Matatalab is fast carving a path for itself in the world of children's STEAM education products and content. Matata's kid's programming robots uses image recognition technology to develop children's cognitive abilities and computational thinking through a variety of programming games. The robot focuses on physical programming, with no need for screen or literacy to learn to code.
Perhaps to the horror of some educators, who believe there's too much tech in education, but the delight of a growing customer base, the company's entry-level learning tech is targeted at kids as young as three. So far Matatalab has pursued an ambitious market strategy, bringing its products out in over 40 countries via a combination of traditional brick-and-mortar stores as well as Amazon.
There are a number of robotics companies vying for space in the lucrative ed tech market. STEAM eduction is increasingly emphasized in budgets, and many schools now offer coding instruction as part of the standard curricula as early as kindergarten. Analysts predict the educational robotics market will be worth $1.7 billion by 2023. In some Chinese schools, students begin as early as preschool, which is where Matatalab is focusing.
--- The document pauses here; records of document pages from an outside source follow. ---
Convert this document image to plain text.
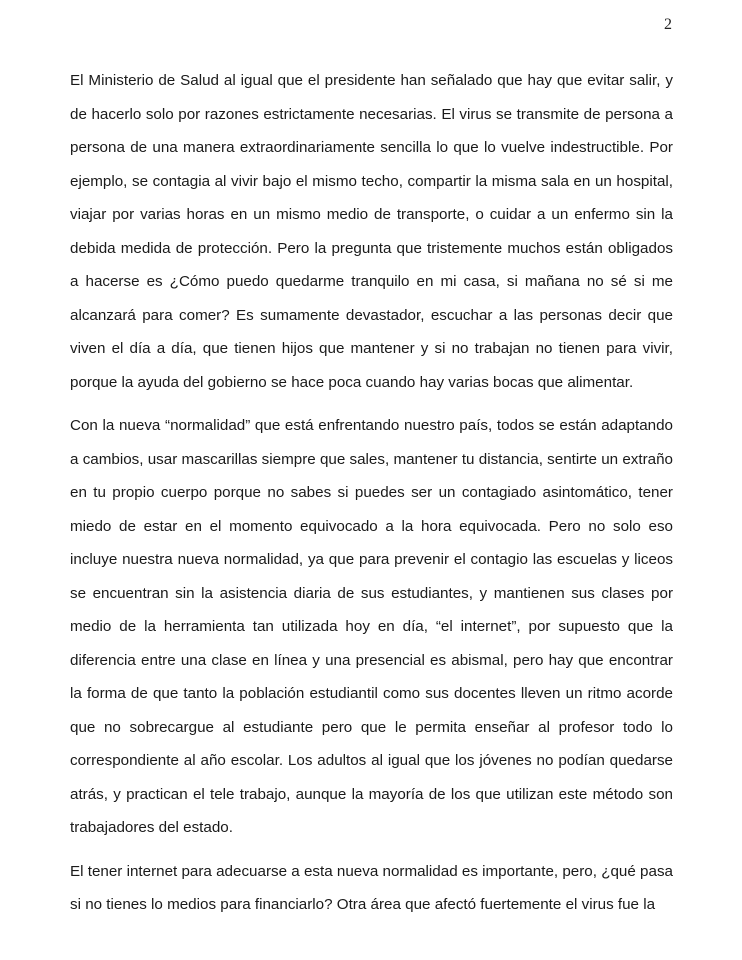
2

El Ministerio de Salud al igual que el presidente han señalado que hay que evitar salir, y de hacerlo solo por razones estrictamente necesarias. El virus se transmite de persona a persona de una manera extraordinariamente sencilla lo que lo vuelve indestructible. Por ejemplo, se contagia al vivir bajo el mismo techo, compartir la misma sala en un hospital, viajar por varias horas en un mismo medio de transporte, o cuidar a un enfermo sin la debida medida de protección. Pero la pregunta que tristemente muchos están obligados a hacerse es ¿Cómo puedo quedarme tranquilo en mi casa, si mañana no sé si me alcanzará para comer? Es sumamente devastador, escuchar a las personas decir que viven el día a día, que tienen hijos que mantener y si no trabajan no tienen para vivir, porque la ayuda del gobierno se hace poca cuando hay varias bocas que alimentar.

Con la nueva “normalidad” que está enfrentando nuestro país, todos se están adaptando a cambios, usar mascarillas siempre que sales, mantener tu distancia, sentirte un extraño en tu propio cuerpo porque no sabes si puedes ser un contagiado asintomático, tener miedo de estar en el momento equivocado a la hora equivocada. Pero no solo eso incluye nuestra nueva normalidad, ya que para prevenir el contagio las escuelas y liceos se encuentran sin la asistencia diaria de sus estudiantes, y mantienen sus clases por medio de la herramienta tan utilizada hoy en día, “el internet”, por supuesto que la diferencia entre una clase en línea y una presencial es abismal, pero hay que encontrar la forma de que tanto la población estudiantil como sus docentes lleven un ritmo acorde que no sobrecargue al estudiante pero que le permita enseñar al profesor todo lo correspondiente al año escolar. Los adultos al igual que los jóvenes no podían quedarse atrás, y practican el tele trabajo, aunque la mayoría de los que utilizan este método son trabajadores del estado.

El tener internet para adecuarse a esta nueva normalidad es importante, pero, ¿qué pasa si no tienes lo medios para financiarlo? Otra área que afectó fuertemente el virus fue la
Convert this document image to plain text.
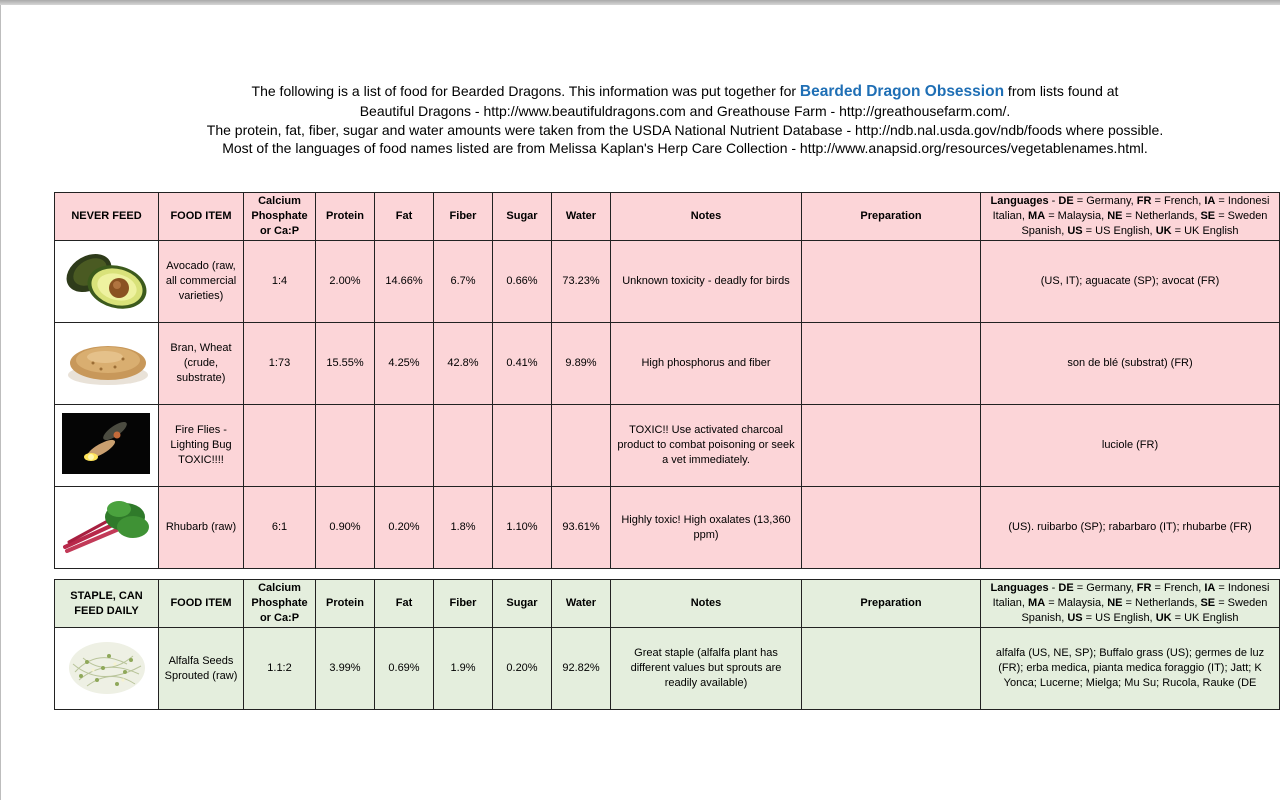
The following is a list of food for Bearded Dragons. This information was put together for Bearded Dragon Obsession from lists found at
Beautiful Dragons - http://www.beautifuldragons.com and Greathouse Farm - http://greathousefarm.com/.
The protein, fat, fiber, sugar and water amounts were taken from the USDA National Nutrient Database - http://ndb.nal.usda.gov/ndb/foods where possible.
Most of the languages of food names listed are from Melissa Kaplan's Herp Care Collection - http://www.anapsid.org/resources/vegetablenames.html.
NEVER FEED	FOOD ITEM	Calcium Phosphate or Ca:P	Protein	Fat	Fiber	Sugar	Water	Notes	Preparation	Languages - DE = Germany, FR = French, IA = Indonesi
Italian, MA = Malaysia, NE = Netherlands, SE = Sweden
Spanish, US = US English, UK = UK English

	Avocado (raw, all commercial varieties)	1:4	2.00%	14.66%	6.7%	0.66%	73.23%	Unknown toxicity - deadly for birds		(US, IT); aguacate (SP); avocat (FR)
	Bran, Wheat (crude, substrate)	1:73	15.55%	4.25%	42.8%	0.41%	9.89%	High phosphorus and fiber		son de blé (substrat) (FR)
	Fire Flies - Lighting Bug TOXIC!!!!							TOXIC!! Use activated charcoal product to combat poisoning or seek a vet immediately.		luciole (FR)
	Rhubarb (raw)	6:1	0.90%	0.20%	1.8%	1.10%	93.61%	Highly toxic! High oxalates (13,360 ppm)		(US). ruibarbo (SP); rabarbaro (IT); rhubarbe (FR)
STAPLE, CAN FEED DAILY	FOOD ITEM	Calcium Phosphate or Ca:P	Protein	Fat	Fiber	Sugar	Water	Notes	Preparation	Languages - DE = Germany, FR = French, IA = Indonesi
Italian, MA = Malaysia, NE = Netherlands, SE = Sweden
Spanish, US = US English, UK = UK English

	Alfalfa Seeds Sprouted (raw)	1.1:2	3.99%	0.69%	1.9%	0.20%	92.82%	Great staple (alfalfa plant has different values but sprouts are readily available)		alfalfa (US, NE, SP); Buffalo grass (US); germes de luz
(FR); erba medica, pianta medica foraggio (IT); Jatt; K
Yonca; Lucerne; Mielga; Mu Su; Rucola, Rauke (DE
The company was founded in 2017 by two Shenzhen-based robotics industry veterans who had kids who were entering pre-kindergarten. Studies show that brains begin to develop logic around 3 and 4 years old, so the team wanted to make a coding education product that catered specifically to this age group at an early stage of development. Their mission was to give kids around the world the greatest advantage for learning to code as they grow.
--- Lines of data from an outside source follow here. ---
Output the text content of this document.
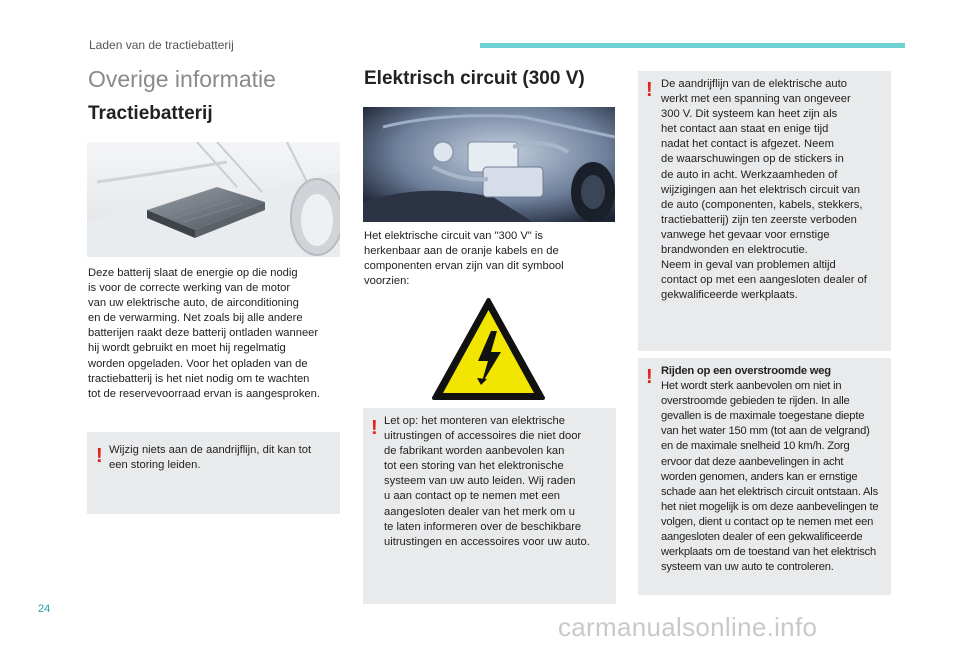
Laden van de tractiebatterij
Overige informatie
Tractiebatterij
Deze batterij slaat de energie op die nodig
is voor de correcte werking van de motor
van uw elektrische auto, de airconditioning
en de verwarming. Net zoals bij alle andere
batterijen raakt deze batterij ontladen wanneer
hij wordt gebruikt en moet hij regelmatig
worden opgeladen. Voor het opladen van de
tractiebatterij is het niet nodig om te wachten
tot de reservevoorraad ervan is aangesproken.
! Wijzig niets aan de aandrijflijn, dit kan tot
een storing leiden.
Elektrisch circuit (300 V)
Het elektrische circuit van "300 V" is
herkenbaar aan de oranje kabels en de
componenten ervan zijn van dit symbool
voorzien:
! Let op: het monteren van elektrische
uitrustingen of accessoires die niet door
de fabrikant worden aanbevolen kan
tot een storing van het elektronische
systeem van uw auto leiden. Wij raden
u aan contact op te nemen met een
aangesloten dealer van het merk om u
te laten informeren over de beschikbare
uitrustingen en accessoires voor uw auto.
! De aandrijflijn van de elektrische auto
werkt met een spanning van ongeveer
300 V. Dit systeem kan heet zijn als
het contact aan staat en enige tijd
nadat het contact is afgezet. Neem
de waarschuwingen op de stickers in
de auto in acht. Werkzaamheden of
wijzigingen aan het elektrisch circuit van
de auto (componenten, kabels, stekkers,
tractiebatterij) zijn ten zeerste verboden
vanwege het gevaar voor ernstige
brandwonden en elektrocutie.
Neem in geval van problemen altijd
contact op met een aangesloten dealer of
gekwalificeerde werkplaats.
! Rijden op een overstroomde weg
Het wordt sterk aanbevolen om niet in
overstroomde gebieden te rijden. In alle
gevallen is de maximale toegestane diepte
van het water 150 mm (tot aan de velgrand)
en de maximale snelheid 10 km/h. Zorg
ervoor dat deze aanbevelingen in acht
worden genomen, anders kan er ernstige
schade aan het elektrisch circuit ontstaan. Als
het niet mogelijk is om deze aanbevelingen te
volgen, dient u contact op te nemen met een
aangesloten dealer of een gekwalificeerde
werkplaats om de toestand van het elektrisch
systeem van uw auto te controleren.
24
carmanualsonline.info
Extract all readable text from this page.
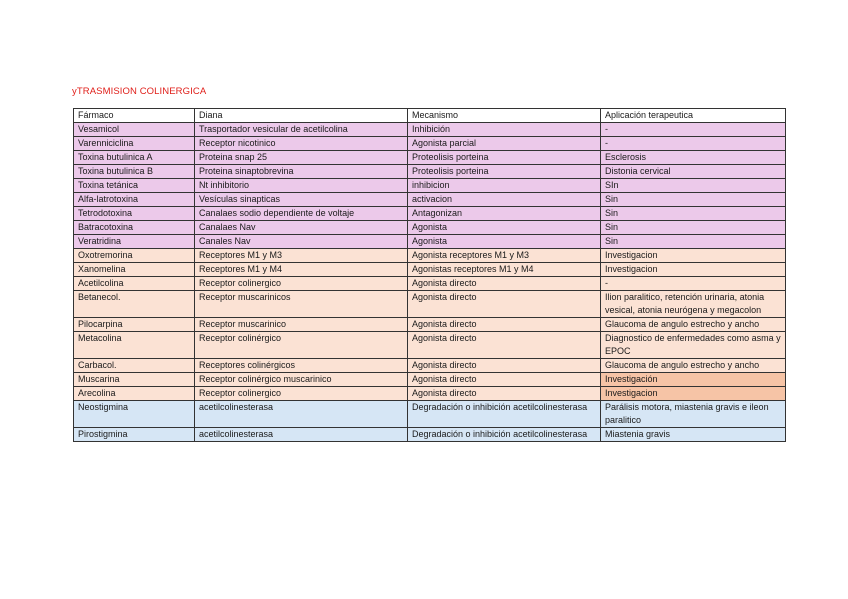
yTRASMISION COLINERGICA
Fármaco	Diana	Mecanismo	Aplicación terapeutica
Vesamicol	Trasportador vesicular de acetilcolina	Inhibición	-
Varenniciclina	Receptor nicotinico	Agonista parcial	-
Toxina butulinica A	Proteina snap 25	Proteolisis porteina	Esclerosis
Toxina butulinica B	Proteina sinaptobrevina	Proteolisis porteina	Distonia cervical
Toxina tetánica	Nt inhibitorio	inhibicion	SIn
Alfa-latrotoxina	Vesículas sinapticas	activacion	Sin
Tetrodotoxina	Canalaes sodio dependiente de voltaje	Antagonizan	Sin
Batracotoxina	Canalaes Nav	Agonista	Sin
Veratridina	Canales Nav	Agonista	Sin
Oxotremorina	Receptores M1 y M3	Agonista receptores M1 y M3	Investigacion
Xanomelina	Receptores M1 y M4	Agonistas receptores M1 y M4	Investigacion
Acetilcolina	Receptor colinergico	Agonista directo	-
Betanecol.	Receptor muscarinicos	Agonista directo	Ilion paralitico, retención urinaria, atonia vesical, atonia neurógena y megacolon
Pilocarpina	Receptor muscarinico	Agonista directo	Glaucoma de angulo estrecho y ancho
Metacolina	Receptor colinérgico	Agonista directo	Diagnostico de enfermedades como asma y EPOC
Carbacol.	Receptores colinérgicos	Agonista directo	Glaucoma de angulo estrecho y ancho
Muscarina	Receptor colinérgico muscarinico	Agonista directo	Investigación
Arecolina	Receptor colinergico	Agonista directo	Investigacion
Neostigmina	acetilcolinesterasa	Degradación o inhibición acetilcolinesterasa	Parálisis motora, miastenia gravis e ileon paralitico
Pirostigmina	acetilcolinesterasa	Degradación o inhibición acetilcolinesterasa	Miastenia gravis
Like kid-aimed robots from companies like Cubetto, SAM Labs, and Wonder Workshop, the result is an interesting blend of interactive technologies that purport to teach kids to code. The game-based Matatalab Coding Set, meant for kids as young as four, contains coding blocks, a command board, maps, and challenge booklets. It's a screen-free experience, as well as a word-free experience, relying instead on graphical symbols that differentiate various coding blocks.
The company has won several awards, including the Reddot Design Awards and IDEA Awards. Whether it can eat market share from better known competitors like Wonder Workshop remains to be seen. Price is a perennial Achilles heel in this space, with parents hesitant to shell out on toys they aren't sure their kids will continue to use.
Matatalab's kits range from a $125 "lite" model to a nearly $300 "pro" model.